The Magician- “Invent a time machine. Stop the car from hitting your girlfriend. Problem solved.” The reverse of the Pity-Party is someone who is dead certain there’s ALWAYS a solution to your problem. They’ve seen enough episodes of MacGyver to know an assortment of household appliances can fix even the most intricate problems from relationship woes to the deficit. When presented with a non-technical with no owner manual to fall back on, they’ll start coming up with innovative solutions which show that not only have they never been able to hold a conversation with a waitress, they’ve also learned physics from Harry Potter. They’re so over the edge that their only question when you invite them to a funeral is if you prefer a Christian or Zombie resurrection. How they’ve survived long enough to type these things on to a computer shows they’re not even crazy enough to follow their advice which should be enough of a reason not to follow it.

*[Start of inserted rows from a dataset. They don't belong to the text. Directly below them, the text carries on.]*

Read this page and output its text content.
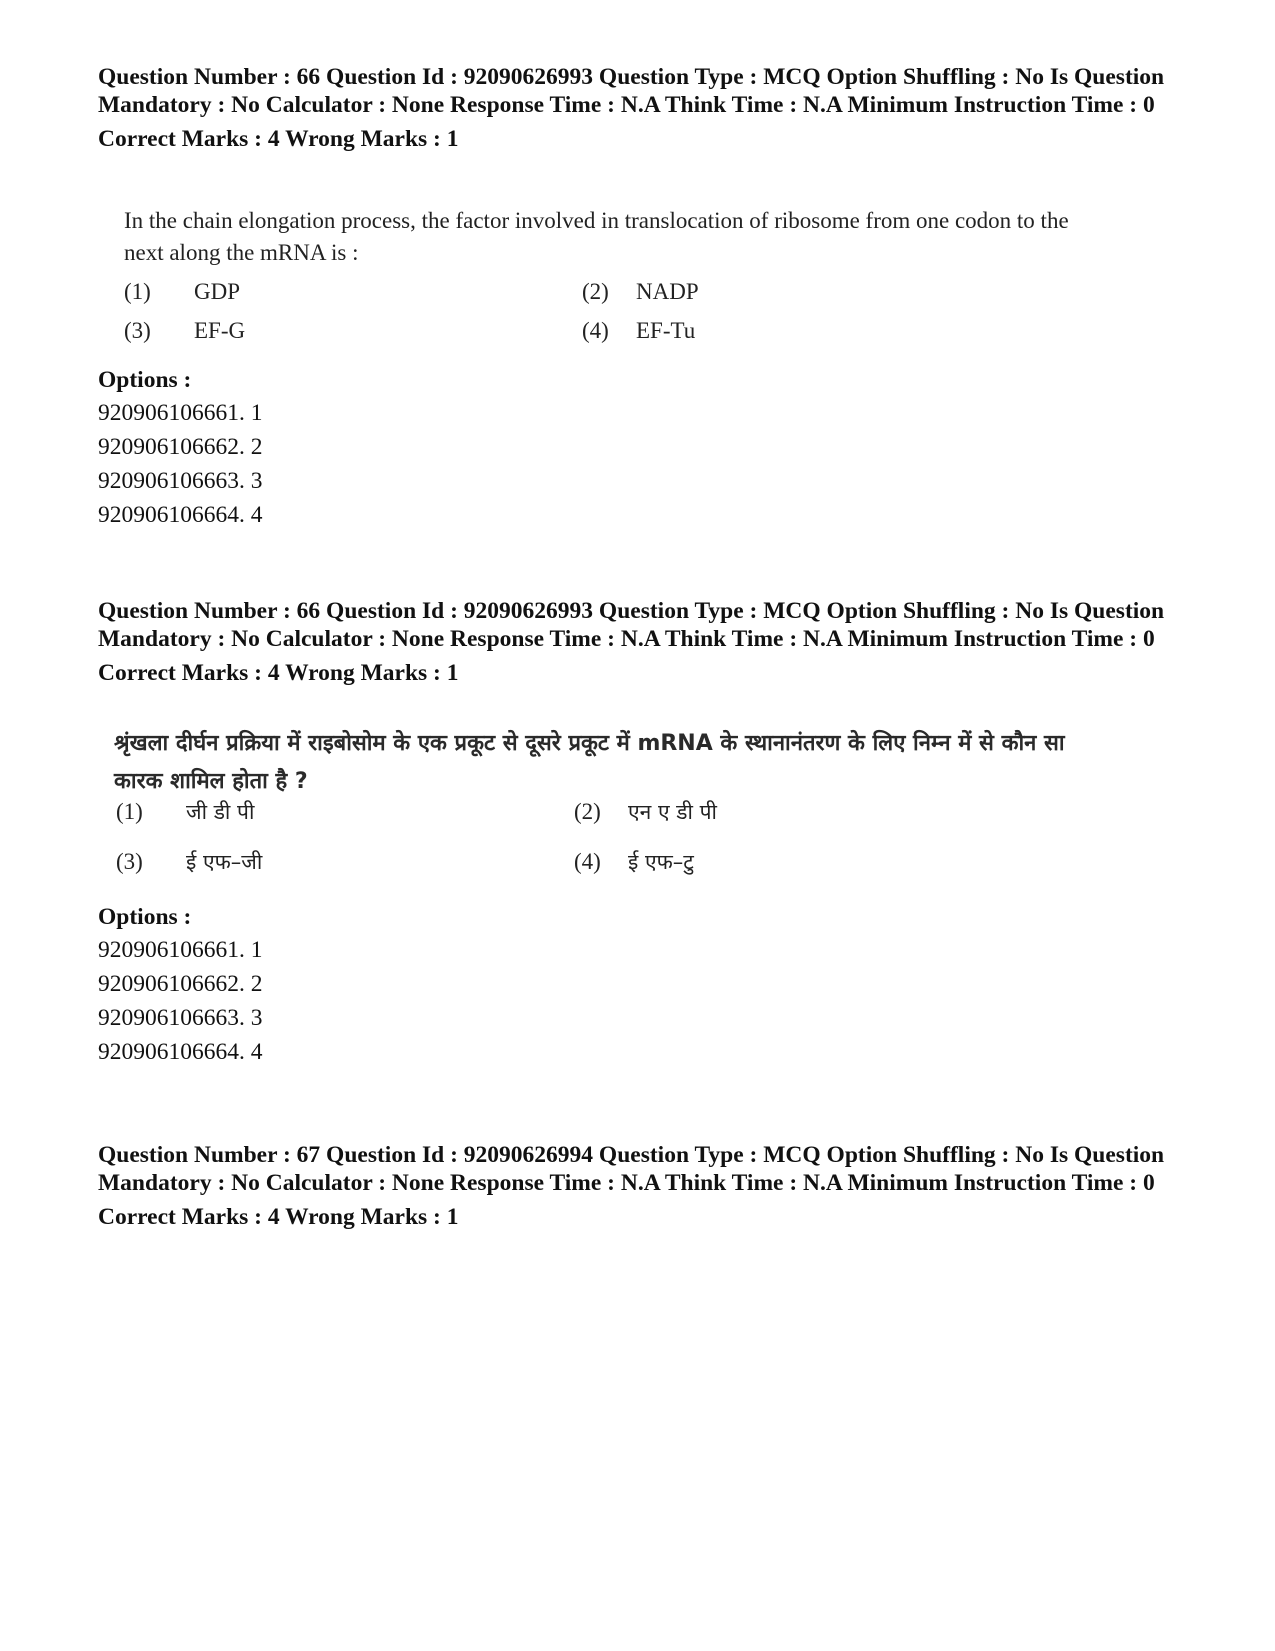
Question Number : 66 Question Id : 92090626993 Question Type : MCQ Option Shuffling : No Is Question Mandatory : No Calculator : None Response Time : N.A Think Time : N.A Minimum Instruction Time : 0

Correct Marks : 4 Wrong Marks : 1

In the chain elongation process, the factor involved in translocation of ribosome from one codon to the next along the mRNA is :
(1) GDP	(2) NADP
(3) EF-G	(4) EF-Tu
Options :
920906106661. 1
920906106662. 2
920906106663. 3
920906106664. 4

Question Number : 66 Question Id : 92090626993 Question Type : MCQ Option Shuffling : No Is Question Mandatory : No Calculator : None Response Time : N.A Think Time : N.A Minimum Instruction Time : 0

Correct Marks : 4 Wrong Marks : 1

श्रृंखला दीर्घन प्रक्रिया में राइबोसोम के एक प्रकूट से दूसरे प्रकूट में mRNA के स्थानानंतरण के लिए निम्न में से कौन सा कारक शामिल होता है ?
(1) जी डी पी	(2) एन ए डी पी
(3) ई एफ–जी	(4) ई एफ–टु
Options :
920906106661. 1
920906106662. 2
920906106663. 3
920906106664. 4

Question Number : 67 Question Id : 92090626994 Question Type : MCQ Option Shuffling : No Is Question Mandatory : No Calculator : None Response Time : N.A Think Time : N.A Minimum Instruction Time : 0

Correct Marks : 4 Wrong Marks : 1
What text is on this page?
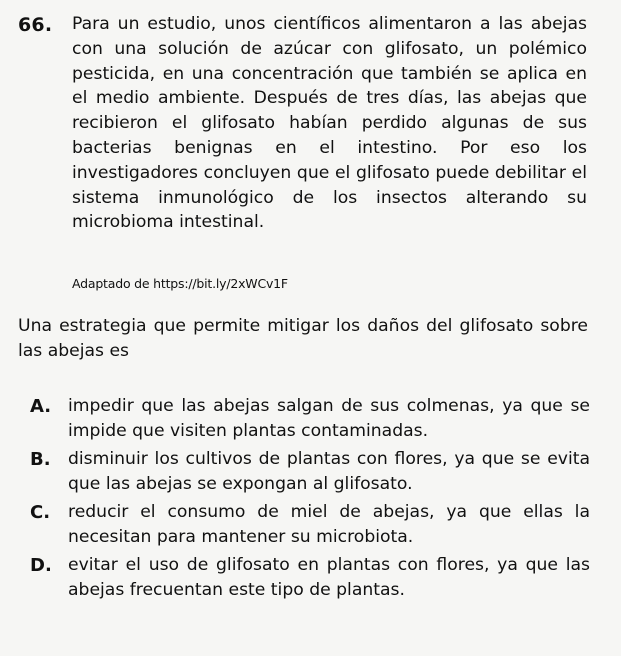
66. Para un estudio, unos científicos alimentaron a las abejas con una solución de azúcar con glifosato, un polémico pesticida, en una concentración que también se aplica en el medio ambiente. Después de tres días, las abejas que recibieron el glifosato habían perdido algunas de sus bacterias benignas en el intestino. Por eso los investigadores concluyen que el glifosato puede debilitar el sistema inmunológico de los insectos alterando su microbioma intestinal.
Adaptado de https://bit.ly/2xWCv1F
Una estrategia que permite mitigar los daños del glifosato sobre las abejas es
A. impedir que las abejas salgan de sus colmenas, ya que se impide que visiten plantas contaminadas.
B. disminuir los cultivos de plantas con flores, ya que se evita que las abejas se expongan al glifosato.
C. reducir el consumo de miel de abejas, ya que ellas la necesitan para mantener su microbiota.
D. evitar el uso de glifosato en plantas con flores, ya que las abejas frecuentan este tipo de plantas.
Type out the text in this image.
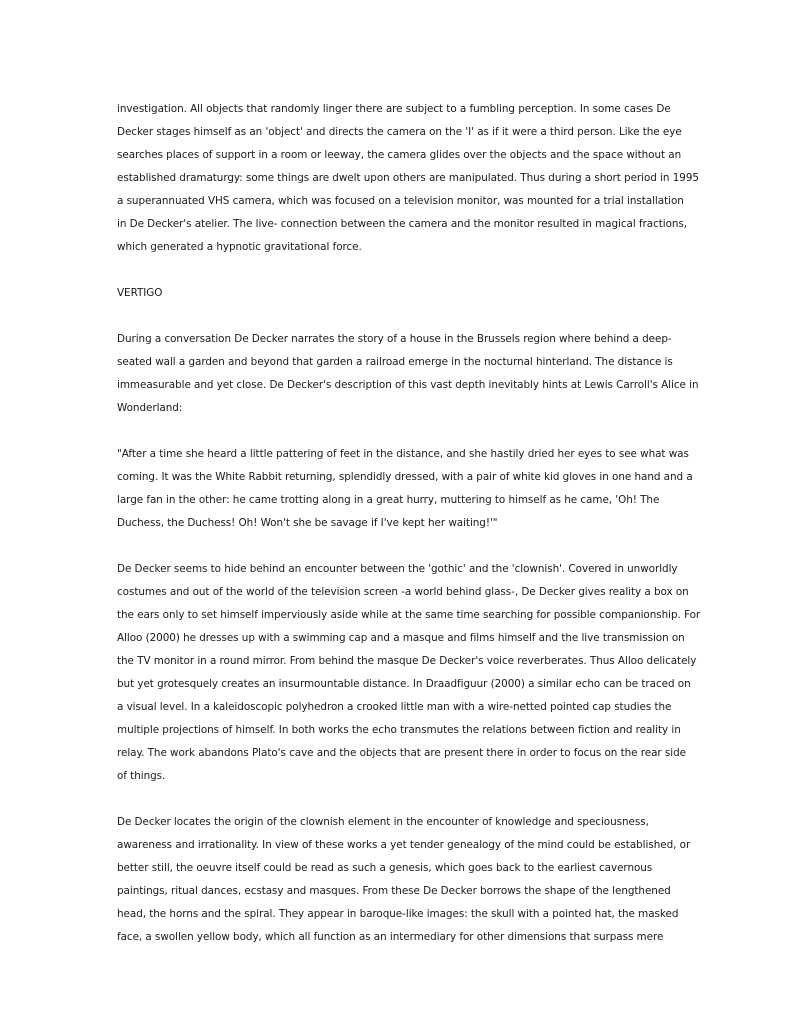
investigation. All objects that randomly linger there are subject to a fumbling perception. In some cases De
Decker stages himself as an 'object' and directs the camera on the 'I' as if it were a third person. Like the eye
searches places of support in a room or leeway, the camera glides over the objects and the space without an
established dramaturgy: some things are dwelt upon others are manipulated. Thus during a short period in 1995
a superannuated VHS camera, which was focused on a television monitor, was mounted for a trial installation
in De Decker's atelier. The live- connection between the camera and the monitor resulted in magical fractions,
which generated a hypnotic gravitational force.
VERTIGO
During a conversation De Decker narrates the story of a house in the Brussels region where behind a deep-
seated wall a garden and beyond that garden a railroad emerge in the nocturnal hinterland. The distance is
immeasurable and yet close. De Decker's description of this vast depth inevitably hints at Lewis Carroll's Alice in
Wonderland:
"After a time she heard a little pattering of feet in the distance, and she hastily dried her eyes to see what was
coming. It was the White Rabbit returning, splendidly dressed, with a pair of white kid gloves in one hand and a
large fan in the other: he came trotting along in a great hurry, muttering to himself as he came, 'Oh! The
Duchess, the Duchess! Oh! Won't she be savage if I've kept her waiting!'"
De Decker seems to hide behind an encounter between the 'gothic' and the 'clownish'. Covered in unworldly
costumes and out of the world of the television screen -a world behind glass-, De Decker gives reality a box on
the ears only to set himself imperviously aside while at the same time searching for possible companionship. For
Alloo (2000) he dresses up with a swimming cap and a masque and films himself and the live transmission on
the TV monitor in a round mirror. From behind the masque De Decker's voice reverberates. Thus Alloo delicately
but yet grotesquely creates an insurmountable distance. In Draadfiguur (2000) a similar echo can be traced on
a visual level. In a kaleidoscopic polyhedron a crooked little man with a wire-netted pointed cap studies the
multiple projections of himself. In both works the echo transmutes the relations between fiction and reality in
relay. The work abandons Plato's cave and the objects that are present there in order to focus on the rear side
of things.
De Decker locates the origin of the clownish element in the encounter of knowledge and speciousness,
awareness and irrationality. In view of these works a yet tender genealogy of the mind could be established, or
better still, the oeuvre itself could be read as such a genesis, which goes back to the earliest cavernous
paintings, ritual dances, ecstasy and masques. From these De Decker borrows the shape of the lengthened
head, the horns and the spiral. They appear in baroque-like images: the skull with a pointed hat, the masked
face, a swollen yellow body, which all function as an intermediary for other dimensions that surpass mere
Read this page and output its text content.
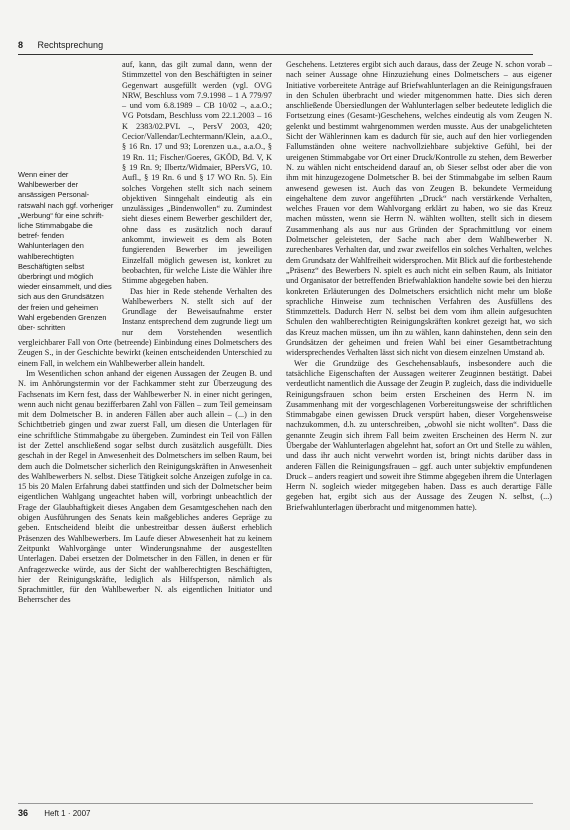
8 Rechtsprechung
Wenn einer der Wahlbewerber der ansässigen Personal- ratswahl nach ggf. vorheriger „Werbung“ für eine schrift- liche Stimmabgabe die betref- fenden Wahlunterlagen den wahlberechtigten Beschäftigten selbst überbringt und möglich wieder einsammelt, und dies sich aus den Grundsätzen der freien und geheimen Wahl ergebenden Grenzen über- schritten

auf, kann, das gilt zumal dann, wenn der Stimmzettel von den Beschäftigten in seiner Gegenwart ausgefüllt werden (vgl. OVG NRW, Beschluss vom 7.9.1998 – 1 A 779/97 – und vom 6.8.1989 – CB 10/02 –, a.a.O.; VG Potsdam, Beschluss vom 22.1.2003 – 16 K 2383/02.PVL –, PersV 2003, 420; Cecior/Vallendar/Lechtermann/Klein, a.a.O., § 16 Rn. 17 und 93; Lorenzen u.a., a.a.O., § 19 Rn. 11; Fischer/Goeres, GKÖD, Bd. V, K § 19 Rn. 9; Ilbertz/Widmaier, BPersVG, 10. Aufl., § 19 Rn. 6 und § 17 WO Rn. 5). Ein solches Vorgehen stellt sich nach seinem objektiven Sinngehalt eindeutig als ein unzulässiges „Bindenwollen“ zu. Zumindest sieht dieses einem Bewerber geschildert der, ohne dass es zusätzlich noch darauf ankommt, inwieweit es dem als Boten fungierenden Bewerber im jeweiligen Einzelfall möglich gewesen ist, konkret zu beobachten, für welche Liste die Wähler ihre Stimme abgegeben haben.

Das hier in Rede stehende Verhalten des Wahlbewerbers N. stellt sich auf der Grundlage der Beweisaufnahme erster Instanz entsprechend dem zugrunde liegt um nur dem Vorstehenden wesentlich vergleichbarer Fall von Orte (betreende) Einbindung eines Dolmetschers des Zeugen S., in der Geschichte bewirkt (keinen entscheidenden Unterschied zu einem Fall, in welchem ein Wahlbewerber allein handelt.

Im Wesentlichen schon anhand der eigenen Aussagen der Zeugen B. und N. im Anhörungstermin vor der Fachkammer steht zur Überzeugung des Fachsenats im Kern fest, dass der Wahlbewerber N. in einer nicht geringen, wenn auch nicht genau bezifferbaren Zahl von Fällen – zum Teil gemeinsam mit dem Dolmetscher B. in anderen Fällen aber auch allein – (...) in den Schichtbetrieb gingen und zwar zuerst Fall, um diesen die Unterlagen für eine schriftliche Stimmabgabe zu übergeben. Zumindest ein Teil von Fällen ist der Zettel anschließend sogar selbst durch zusätzlich ausgefüllt. Dies geschah in der Regel in Anwesenheit des Dolmetschers im selben Raum, bei dem auch die Dolmetscher sicherlich den Reinigungskräften in Anwesenheit des Wahlbewerbers N. selbst. Diese Tätigkeit solche Anzeigen zufolge in ca. 15 bis 20 Malen Erfahrung dabei stattfinden und sich der Dolmetscher beim eigentlichen Wahlgang ungeachtet haben will, vorbringt unbeachtlich der Frage der Glaubhaftigkeit dieses Angaben dem Gesamtgeschehen nach den obigen Ausführungen des Senats kein maßgebliches anderes Gepräge zu geben. Entscheidend bleibt die unbestreitbar dessen äußerst erheblich Präsenzen des Wahlbewerbers. Im Laufe dieser Abwesenheit hat zu keinem Zeitpunkt Wahlvorgänge unter Winderungsnahme der ausgestellten Unterlagen. Dabei ersetzen der Dolmetscher in den Fällen, in denen er für Anfragezwecke würde, aus der Sicht der wahlberechtigten Beschäftigten, hier der Reinigungskräfte, lediglich als Hilfsperson, nämlich als Sprachmittler, für den Wahlbewerber N. als eigentlichen Initiator und Beherrscher des

Geschehens. Letzteres ergibt sich auch daraus, dass der Zeuge N. schon vorab – nach seiner Aussage ohne Hinzuziehung eines Dolmetschers – aus eigener Initiative vorbereitete Anträge auf Briefwahlunterlagen an die Reinigungsfrauen in den Schulen überbracht und wieder mitgenommen hatte. Dies sich deren anschließende Übersiedlungen der Wahlunterlagen selber bedeutete lediglich die Fortsetzung eines (Gesamt-)Geschehens, welches eindeutig als vom Zeugen N. gelenkt und bestimmt wahrgenommen werden musste. Aus der unabgelichteten Sicht der Wählerinnen kam es dadurch für sie, auch auf den hier vorliegenden Fallumständen ohne weitere nachvollziehbare subjektive Gefühl, bei der ureigenen Stimmabgabe vor Ort einer Druck/Kontrolle zu stehen, dem Bewerber N. zu wählen nicht entscheidend darauf an, ob Sieser selbst oder aber die von ihm mit hinzugezogene Dolmetscher B. bei der Stimmabgabe im selben Raum anwesend gewesen ist. Auch das von Zeugen B. bekundete Vermeidung eingehaltene dem zuvor angeführten „Druck“ nach verstärkende Verhalten, welches Frauen vor dem Wahlvorgang erklärt zu haben, wo sie das Kreuz machen müssten, wenn sie Herrn N. wählten wollten, stellt sich in diesem Zusammenhang als aus nur aus Gründen der Sprachmittlung vor einem Dolmetscher geleisteten, der Sache nach aber dem Wahlbewerber N. zurechenbares Verhalten dar, und zwar zweifellos ein solches Verhalten, welches dem Grundsatz der Wahlfreiheit widersprochen. Mit Blick auf die fortbestehende „Präsenz“ des Bewerbers N. spielt es auch nicht ein selben Raum, als Initiator und Organisator der betreffenden Briefwahlaktion handelte sowie bei den hierzu konkreten Erläuterungen des Dolmetschers ersichtlich nicht mehr um bloße sprachliche Hinweise zum technischen Verfahren des Ausfüllens des Stimmzettels. Dadurch Herr N. selbst bei dem vom ihm allein aufgesuchten Schulen den wahlberechtigten Reinigungskräften konkret gezeigt hat, wo sich das Kreuz machen müssen, um ihn zu wählen, kann dahinstehen, denn sein den Grundsätzen der geheimen und freien Wahl bei einer Gesamtbetrachtung widersprechendes Verhalten lässt sich nicht von diesem einzelnen Umstand ab.

Wer die Grundzüge des Geschehensablaufs, insbesondere auch die tatsächliche Eigenschaften der Aussagen weiterer Zeuginnen bestätigt. Dabei verdeutlicht namentlich die Aussage der Zeugin P. zugleich, dass die individuelle Reinigungsfrauen schon beim ersten Erscheinen des Herrn N. im Zusammenhang mit der vorgeschlagenen Vorbereitungsweise der schriftlichen Stimmabgabe einen gewissen Druck verspürt haben, dieser Vorgehensweise nachzukommen, d.h. zu unterschreiben, „obwohl sie nicht wollten“. Dass die genannte Zeugin sich ihrem Fall beim zweiten Erscheinen des Herrn N. zur Übergabe der Wahlunterlagen abgelehnt hat, sofort an Ort und Stelle zu wählen, und dass ihr auch nicht verwehrt worden ist, bringt nichts darüber dass in anderen Fällen die Reinigungsfrauen – ggf. auch unter subjektiv empfundenen Druck – anders reagiert und soweit ihre Stimme abgegeben ihrem die Unterlagen Herrn N. sogleich wieder mitgegeben haben. Dass es auch derartige Fälle gegeben hat, ergibt sich aus der Aussage des Zeugen N. selbst, (...) Briefwahlunterlagen überbracht und mitgenommen hatte).

36 Heft 1 · 2007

The Columbo- “I’ve never had a problem with my girlfriend… are you sure she’s at the hospital?” Whenever you ask for anonymous help there’s always one guy who thinks it’s step one in an elaborate plan to steal the crown jewels. They take one look at the situation, quickly assess it to be untrue, and start asking questions assuming they’ll be able to pull the thread from your web of lies to show the world you made up something on the internet. Why they’re certain you’re a liar whose problems with your coffeemaker is actually part of a plot for world domination is never clear. I’ve been accused of lying about how many bookstores were in the town I was living. How I would profit from such a lie, even in an Internet argument where cheap pride is almost always the goal, has never been clear to me. Hopefully it involved air ships. Speaking of which…
The 1-uper- “My girlfriend was killed when she was hit by an airship.” On the internet, there’s always someone who has gone through the exact same circumstances as you who would be glad to tell you how much worse their situation was. No matter how specific your problem of getting your face covered in honey at the Church ice cream social and than stung by bees while making eye contact with your crush whose laughing at your predicament, there’s always someone who had that happen with wasps. Even though 1-upers have existed since the time that there were two cavemen comparing how many sides their wheels had there’s still no proper defensive technique to handle the situation. Or at least no adequate solution since dueling has fallen out of favor.
The Savior- “ YES! Talk to her!” The Savior is the one brave soul willing to tell you to do the hard thing you already knew you’re suppose to do. In an ocean of madness, you can count on a solitary voice to point out the painfully obvious. Your problem is probably harder to solve in execution of the solution than in actually finding the solution. Unfortunately their precise logic, expertise in the field, and plentiful evidence for the correct solution still means you’ll actually have to do something. Maybe you’re just better off talking to the Pity-Party again.